Assenteismo tra i dipendenti pubblici: il governo ci riprova. Dopo il decreto contro i “furbetti del cartellino”, di fatto demolito dalla sentenza di incostituzionalità pronunciata dalla Consulta, l’esecutivo sta preparando l’attuazione dell’ultimo capitolo della riforma Madia, il nuovo Testo unico del Pubblico impiego. Che dovrebbe contenere, tra le altre cose, anche una stretta sulle malattie a cavallo del weekend e i casi di assenteismo di massa. Accompagnata da una sperimentazione per ridurre le assenze in alcune amministrazioni scelte, inserendolo tra gli obiettivi dei dirigenti.
Un tema delicato, dove la lotta all’abuso dei certificati va bilanciato con il sacrosanto diritto alla malattia. Secondo la Ragioneria generale dello Stato i giorni di assenza dei dipendenti pubblici sono in diminuzione: nel 2015 sono stati 30 milioni e 24mila, contro gli oltre 32 milioni dell’anno precedente, con una media per persona scesa da 9,8 a 9,2 giorni. Resta il fatto che oltre il 27% delle malattie iniziano di lunedì, come certifica l’Inps, e che il tasso di assenze nel pubblico è da sempre superiore a quello del privato. Con casi eclatanti di assenteismo mirato, come quello dei 767 vigili del Comune di Roma che la notte di Capodanno del 2015 marcarono visita.

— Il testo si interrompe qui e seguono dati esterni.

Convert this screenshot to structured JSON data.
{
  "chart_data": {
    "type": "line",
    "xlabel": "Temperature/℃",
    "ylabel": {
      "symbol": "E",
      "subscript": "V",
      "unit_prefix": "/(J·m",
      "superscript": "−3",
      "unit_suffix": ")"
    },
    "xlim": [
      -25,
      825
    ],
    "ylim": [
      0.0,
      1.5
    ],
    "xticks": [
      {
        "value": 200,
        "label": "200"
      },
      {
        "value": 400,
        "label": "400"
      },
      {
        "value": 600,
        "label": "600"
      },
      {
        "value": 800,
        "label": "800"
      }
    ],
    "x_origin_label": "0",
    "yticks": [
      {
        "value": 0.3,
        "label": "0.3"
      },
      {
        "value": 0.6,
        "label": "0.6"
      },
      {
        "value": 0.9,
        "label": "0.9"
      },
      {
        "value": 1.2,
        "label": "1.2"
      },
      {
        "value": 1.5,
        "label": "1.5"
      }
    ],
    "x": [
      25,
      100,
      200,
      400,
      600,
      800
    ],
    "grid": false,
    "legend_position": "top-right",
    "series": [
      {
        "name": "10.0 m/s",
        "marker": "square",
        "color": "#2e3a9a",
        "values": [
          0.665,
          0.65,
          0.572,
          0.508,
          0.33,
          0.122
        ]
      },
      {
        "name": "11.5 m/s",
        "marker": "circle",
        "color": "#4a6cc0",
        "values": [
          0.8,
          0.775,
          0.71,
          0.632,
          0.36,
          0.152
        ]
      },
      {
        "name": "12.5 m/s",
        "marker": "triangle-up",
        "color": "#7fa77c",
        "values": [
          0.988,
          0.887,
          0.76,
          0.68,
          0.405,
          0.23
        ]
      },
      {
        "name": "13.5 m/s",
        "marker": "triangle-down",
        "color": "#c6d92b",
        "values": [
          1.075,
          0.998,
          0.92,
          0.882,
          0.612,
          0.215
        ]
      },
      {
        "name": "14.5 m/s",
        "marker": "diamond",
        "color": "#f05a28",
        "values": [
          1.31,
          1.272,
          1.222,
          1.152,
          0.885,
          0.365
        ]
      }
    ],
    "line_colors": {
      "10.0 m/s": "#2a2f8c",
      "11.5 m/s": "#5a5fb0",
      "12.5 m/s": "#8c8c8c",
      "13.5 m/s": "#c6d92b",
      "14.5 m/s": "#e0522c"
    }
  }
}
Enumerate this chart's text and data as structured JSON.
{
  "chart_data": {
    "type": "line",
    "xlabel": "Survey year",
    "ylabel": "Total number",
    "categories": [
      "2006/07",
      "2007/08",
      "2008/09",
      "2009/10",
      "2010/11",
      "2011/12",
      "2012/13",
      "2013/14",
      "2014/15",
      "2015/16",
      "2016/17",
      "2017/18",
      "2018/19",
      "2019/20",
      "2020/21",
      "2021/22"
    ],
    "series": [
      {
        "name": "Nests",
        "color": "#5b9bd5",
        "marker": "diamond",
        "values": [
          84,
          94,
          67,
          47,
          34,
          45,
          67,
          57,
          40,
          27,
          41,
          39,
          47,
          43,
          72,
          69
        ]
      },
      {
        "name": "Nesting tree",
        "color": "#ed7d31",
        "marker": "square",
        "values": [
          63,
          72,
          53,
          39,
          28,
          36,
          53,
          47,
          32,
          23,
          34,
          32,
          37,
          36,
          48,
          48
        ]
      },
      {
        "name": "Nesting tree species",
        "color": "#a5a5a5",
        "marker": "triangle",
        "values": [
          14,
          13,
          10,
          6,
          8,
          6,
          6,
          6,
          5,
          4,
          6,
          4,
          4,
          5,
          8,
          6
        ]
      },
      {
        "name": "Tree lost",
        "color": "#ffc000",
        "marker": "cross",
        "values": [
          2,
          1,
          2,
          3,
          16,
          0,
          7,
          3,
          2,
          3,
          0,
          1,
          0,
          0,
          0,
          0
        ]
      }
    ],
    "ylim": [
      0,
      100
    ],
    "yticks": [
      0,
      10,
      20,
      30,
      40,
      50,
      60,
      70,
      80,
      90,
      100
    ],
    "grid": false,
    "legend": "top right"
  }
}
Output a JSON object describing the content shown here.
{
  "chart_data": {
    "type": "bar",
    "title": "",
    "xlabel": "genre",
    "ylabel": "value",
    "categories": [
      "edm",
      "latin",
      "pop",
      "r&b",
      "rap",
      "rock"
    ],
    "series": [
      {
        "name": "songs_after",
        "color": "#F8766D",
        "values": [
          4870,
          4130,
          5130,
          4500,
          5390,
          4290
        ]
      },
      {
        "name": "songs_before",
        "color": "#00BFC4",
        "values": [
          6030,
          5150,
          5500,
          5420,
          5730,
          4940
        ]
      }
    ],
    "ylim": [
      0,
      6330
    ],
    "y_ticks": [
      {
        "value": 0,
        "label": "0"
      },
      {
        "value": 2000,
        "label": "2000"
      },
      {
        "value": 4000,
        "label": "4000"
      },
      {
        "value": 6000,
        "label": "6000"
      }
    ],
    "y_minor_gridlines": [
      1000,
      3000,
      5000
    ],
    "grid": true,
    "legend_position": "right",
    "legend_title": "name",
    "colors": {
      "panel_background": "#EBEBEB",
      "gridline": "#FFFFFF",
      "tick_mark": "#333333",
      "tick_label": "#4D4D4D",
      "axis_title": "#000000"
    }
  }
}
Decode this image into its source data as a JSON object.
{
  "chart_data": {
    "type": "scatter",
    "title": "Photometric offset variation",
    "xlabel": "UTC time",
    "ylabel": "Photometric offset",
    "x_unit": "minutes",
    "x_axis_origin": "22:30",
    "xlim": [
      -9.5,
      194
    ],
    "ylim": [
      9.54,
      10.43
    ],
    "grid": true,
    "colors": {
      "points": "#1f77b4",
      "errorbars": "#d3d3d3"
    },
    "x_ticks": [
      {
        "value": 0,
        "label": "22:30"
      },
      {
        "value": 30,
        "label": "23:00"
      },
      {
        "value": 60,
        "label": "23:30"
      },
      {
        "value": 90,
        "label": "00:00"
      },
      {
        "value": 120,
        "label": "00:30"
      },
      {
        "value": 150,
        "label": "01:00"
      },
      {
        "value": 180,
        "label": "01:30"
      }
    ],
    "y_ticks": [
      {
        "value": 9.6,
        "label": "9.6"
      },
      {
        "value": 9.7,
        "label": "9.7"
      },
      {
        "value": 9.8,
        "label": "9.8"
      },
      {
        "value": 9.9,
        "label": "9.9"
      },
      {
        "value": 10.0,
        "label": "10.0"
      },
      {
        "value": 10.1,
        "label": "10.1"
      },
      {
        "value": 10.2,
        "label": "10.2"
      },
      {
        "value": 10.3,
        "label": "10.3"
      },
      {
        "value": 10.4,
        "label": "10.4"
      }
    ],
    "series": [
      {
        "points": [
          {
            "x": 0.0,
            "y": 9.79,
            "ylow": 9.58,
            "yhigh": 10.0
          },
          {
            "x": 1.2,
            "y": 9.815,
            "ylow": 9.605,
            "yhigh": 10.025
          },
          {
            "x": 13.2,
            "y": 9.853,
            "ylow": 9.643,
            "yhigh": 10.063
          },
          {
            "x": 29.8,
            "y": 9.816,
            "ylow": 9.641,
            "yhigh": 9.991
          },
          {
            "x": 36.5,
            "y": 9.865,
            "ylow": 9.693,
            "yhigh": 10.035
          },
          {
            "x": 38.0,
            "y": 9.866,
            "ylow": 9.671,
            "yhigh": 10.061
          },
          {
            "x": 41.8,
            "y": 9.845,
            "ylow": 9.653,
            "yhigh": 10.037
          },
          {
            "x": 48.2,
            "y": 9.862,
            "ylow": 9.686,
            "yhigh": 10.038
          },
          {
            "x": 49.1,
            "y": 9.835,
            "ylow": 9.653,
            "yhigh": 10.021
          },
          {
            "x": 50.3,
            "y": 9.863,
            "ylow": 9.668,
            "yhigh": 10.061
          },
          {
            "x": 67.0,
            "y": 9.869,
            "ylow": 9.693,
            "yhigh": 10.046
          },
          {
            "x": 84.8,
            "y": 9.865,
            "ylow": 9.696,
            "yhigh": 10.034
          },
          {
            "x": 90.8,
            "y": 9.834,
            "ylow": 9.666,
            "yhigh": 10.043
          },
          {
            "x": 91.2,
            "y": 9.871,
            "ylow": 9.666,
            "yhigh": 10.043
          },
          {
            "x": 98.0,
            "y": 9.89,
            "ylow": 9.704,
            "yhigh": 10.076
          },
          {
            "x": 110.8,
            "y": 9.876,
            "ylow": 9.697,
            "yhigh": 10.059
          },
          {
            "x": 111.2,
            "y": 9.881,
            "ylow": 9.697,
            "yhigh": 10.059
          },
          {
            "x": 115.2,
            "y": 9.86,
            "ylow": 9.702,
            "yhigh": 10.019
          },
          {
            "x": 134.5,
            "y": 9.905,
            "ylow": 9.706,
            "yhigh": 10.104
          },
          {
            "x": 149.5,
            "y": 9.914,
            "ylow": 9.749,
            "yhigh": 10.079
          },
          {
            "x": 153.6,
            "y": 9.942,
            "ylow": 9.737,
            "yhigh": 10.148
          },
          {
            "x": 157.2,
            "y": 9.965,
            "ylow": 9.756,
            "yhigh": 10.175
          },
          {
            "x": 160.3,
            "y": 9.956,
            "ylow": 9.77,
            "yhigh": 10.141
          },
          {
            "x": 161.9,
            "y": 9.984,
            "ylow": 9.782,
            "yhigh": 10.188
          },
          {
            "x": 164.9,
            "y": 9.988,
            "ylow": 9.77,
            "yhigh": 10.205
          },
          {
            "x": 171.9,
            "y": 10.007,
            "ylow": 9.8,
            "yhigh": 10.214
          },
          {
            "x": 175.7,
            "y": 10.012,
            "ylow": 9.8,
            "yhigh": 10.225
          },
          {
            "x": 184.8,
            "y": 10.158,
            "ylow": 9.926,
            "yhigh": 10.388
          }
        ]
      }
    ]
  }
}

La prima leva su cui punta il governo per arginare il fenomeno è nero su bianco nel testo della delega: riorganizzare le visite fiscali. La competenza, oggi in capo alle Asl, verrà girata all’Inps, che già si occupa di quelle per il settore privato. Un modo per risparmiare, fino a 60 milioni l’anno nelle stime del governo, ma anche per rendere i controlli più efficienti visto è l’infrastruttura informatica dell’Inps a ricevere i certificati elettronici inviati dai medici. Il meccanismo però andrà oliato, assicurando all’Istituto di previdenza le risorse necessarie per gestire la montagna di nuove pratiche e pagare i dottori necessari. Anche perché le fasce di reperibilità all’interno delle quali la visita fiscale può arrivare al dipendente pubblico sono quasi doppie rispetto al privato: dalle 9 alle 13 e dalle 15 alle 18.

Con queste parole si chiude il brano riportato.